In een ander geval oordeelde de Commissie van beroep dat zelfs in geval van hechtenis ingevolge een onmiddellijke aanhouding bij een verstekveroordeling de hechtenis niet te wijten was aan een persoonlijke gedraging van verzoeker; verzoeker liet verstek gaan nadat hij geregeld aan het onderzoek had meegewerkt, en verscheen niet meer bij een uitstel van de zaak. Volgens de Commissie van beroep oefende verzoeker een recht uit in normale omstandigheden (Comm. onwerkzame VH, 20 juni 2006, AR 219N).
In een andere zaak waarin de Commissie gewag gemaakt heeft van tal van schuldaanwijzingen die de voorlopige hechtenis van de verzoeker en de handhaving ervan hebben verantwoord, maakt zij tevens gewag van een vroegere verstekveroordeling van de verzoeker die, ofschoon eigenaar van een flat, geen vaste woonplaats had (Comm. onwerkzame VH, 14 maart 2006, AR 273F).
6. Onmiddellijke aanhouding
Naast de beslissingen vermeld onder het vorige punt dient erop te worden gewezen dat de Commissie geen vergoeding toekent wanneer de hechtenis is uitgesproken door de correctionele rechter die de onmiddellijke aanhouding heeft bevolen, op grond van “de gezamenlijke feiten waarover een onderzoek is ingesteld” (Comm. onwerkzame VH, 7 november 2006, AR 223N).
7. Afwezigheid van een persoonlijke gedraging
In sommige beslissingen motiveert de Commissie haar vaststelling dat er geen sprake is van een persoonlijke gedraging niet (Comm. onwerkzame VH, 17 mei 2005, AR 265F, Comm. onwerkzame VH, 20 juni 2006, AR 274F; Comm. onwerkzame VH, 17 oktober 2006, AR 287F; Comm. onwerkzame VH, 16 december 2008, AR 320F).
In andere beslissingen is de Commissie explicieter.

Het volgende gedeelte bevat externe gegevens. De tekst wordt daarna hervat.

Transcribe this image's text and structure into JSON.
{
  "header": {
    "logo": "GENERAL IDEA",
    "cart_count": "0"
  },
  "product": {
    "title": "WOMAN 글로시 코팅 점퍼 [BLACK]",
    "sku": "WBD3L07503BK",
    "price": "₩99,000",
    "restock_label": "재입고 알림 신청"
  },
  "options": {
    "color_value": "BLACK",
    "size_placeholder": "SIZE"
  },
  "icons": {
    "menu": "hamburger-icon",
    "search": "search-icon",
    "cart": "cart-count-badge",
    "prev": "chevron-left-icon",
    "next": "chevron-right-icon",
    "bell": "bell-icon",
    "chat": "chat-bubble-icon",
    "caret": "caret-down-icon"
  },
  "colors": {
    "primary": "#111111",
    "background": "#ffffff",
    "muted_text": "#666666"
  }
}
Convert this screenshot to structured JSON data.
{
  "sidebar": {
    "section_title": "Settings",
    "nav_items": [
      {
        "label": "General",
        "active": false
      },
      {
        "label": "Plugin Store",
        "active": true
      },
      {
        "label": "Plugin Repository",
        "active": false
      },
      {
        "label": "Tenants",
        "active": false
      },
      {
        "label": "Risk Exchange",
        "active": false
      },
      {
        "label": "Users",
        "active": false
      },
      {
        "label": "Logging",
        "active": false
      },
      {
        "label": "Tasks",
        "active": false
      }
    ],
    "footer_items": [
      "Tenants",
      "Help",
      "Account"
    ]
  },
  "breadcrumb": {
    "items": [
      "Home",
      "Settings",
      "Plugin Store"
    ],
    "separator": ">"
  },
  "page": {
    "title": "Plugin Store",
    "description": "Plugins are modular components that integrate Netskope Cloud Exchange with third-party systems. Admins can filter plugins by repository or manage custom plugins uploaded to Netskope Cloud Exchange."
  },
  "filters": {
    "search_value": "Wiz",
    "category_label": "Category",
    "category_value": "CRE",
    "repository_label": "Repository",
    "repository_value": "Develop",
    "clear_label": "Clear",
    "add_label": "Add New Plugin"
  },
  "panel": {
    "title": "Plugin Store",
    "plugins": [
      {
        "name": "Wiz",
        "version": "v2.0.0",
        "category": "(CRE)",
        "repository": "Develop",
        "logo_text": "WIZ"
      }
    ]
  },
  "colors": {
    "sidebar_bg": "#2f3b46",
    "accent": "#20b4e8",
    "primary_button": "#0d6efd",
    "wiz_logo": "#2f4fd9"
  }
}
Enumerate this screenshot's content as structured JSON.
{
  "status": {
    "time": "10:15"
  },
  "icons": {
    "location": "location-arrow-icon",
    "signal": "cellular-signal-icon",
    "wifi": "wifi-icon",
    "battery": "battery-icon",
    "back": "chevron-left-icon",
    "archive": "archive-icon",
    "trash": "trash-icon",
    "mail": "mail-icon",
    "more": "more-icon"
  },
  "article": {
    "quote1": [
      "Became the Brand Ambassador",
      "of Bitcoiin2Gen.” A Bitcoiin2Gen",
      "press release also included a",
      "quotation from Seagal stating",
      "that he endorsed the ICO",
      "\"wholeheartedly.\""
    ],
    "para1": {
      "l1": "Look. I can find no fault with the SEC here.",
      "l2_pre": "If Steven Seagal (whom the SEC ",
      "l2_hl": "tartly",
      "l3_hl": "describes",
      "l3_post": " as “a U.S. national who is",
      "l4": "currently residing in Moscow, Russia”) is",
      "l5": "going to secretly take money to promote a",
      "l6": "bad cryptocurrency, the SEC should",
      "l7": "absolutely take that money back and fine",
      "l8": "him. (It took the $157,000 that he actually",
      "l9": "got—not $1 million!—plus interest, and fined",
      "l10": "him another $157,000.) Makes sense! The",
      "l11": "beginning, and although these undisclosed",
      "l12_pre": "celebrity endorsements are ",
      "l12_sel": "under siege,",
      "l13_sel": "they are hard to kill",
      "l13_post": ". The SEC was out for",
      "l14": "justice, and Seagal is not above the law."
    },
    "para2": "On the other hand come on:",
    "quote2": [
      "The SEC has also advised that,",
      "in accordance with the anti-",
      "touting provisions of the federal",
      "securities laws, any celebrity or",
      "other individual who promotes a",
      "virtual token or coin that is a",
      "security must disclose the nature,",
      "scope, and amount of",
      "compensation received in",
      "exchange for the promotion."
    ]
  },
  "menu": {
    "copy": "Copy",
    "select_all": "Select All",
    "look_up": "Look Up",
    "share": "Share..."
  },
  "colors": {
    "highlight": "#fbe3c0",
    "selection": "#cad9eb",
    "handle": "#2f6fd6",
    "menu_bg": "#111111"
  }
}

In een zaak wordt de afwezigheid van een persoonlijke gedraging uitdrukkelijk afgeleid uit het arrest van buitenvervolgingstelling dat weliswaar benadrukt dat verzoeker telefoongesprekken heeft gevoerd met de verdachten, maar tevens verklaart dat die contacten geen reden zijn om « te oordelen [dat de verzoeker] een rol heeft gespeeld bij de voorbereiding of de uitvoering van de hem verweten feiten » en dat preciseert dat “het onderzoek van de door de onderzoekers verzamelde inlichtingen en van de door laatstgenoemden gehouden verhoren de conclusie van het hof niet wettigen ( ... ) dat de verklaringen van de verzoeker vol leugens en tegenstrijdigheden zaten” (Comm. onwerkzame VH, 22 maart 2005, AR 261F).
In een andere zaak preciseert de Commissie dat de tijdens het onderzoek verzamelde gegevens geen persoonlijke gedraging van de verzoeker aantonen en dat de verklaringen van de betrokkene moeten gezien worden vanuit de bijzondere sociale context waarin zij zijn afgelegd (Comm. onwerkzame VH, 25 september 2007, AR 300F).
In een derde zaak stelt de Commissie het ontbreken van een persoonlijke gedraging vast en onderstreept zij dat de enige, door de minister in aanmerking genomen feiten – de kringen waarin de verzoeker verkeerde en de “houding om zo weinig mogelijk te antwoorden” - de conclusie niet wettigen dat er sprake was van een persoonlijke gedraging (Comm. onwerkzame VH, 11 januari 2008, AR 306F).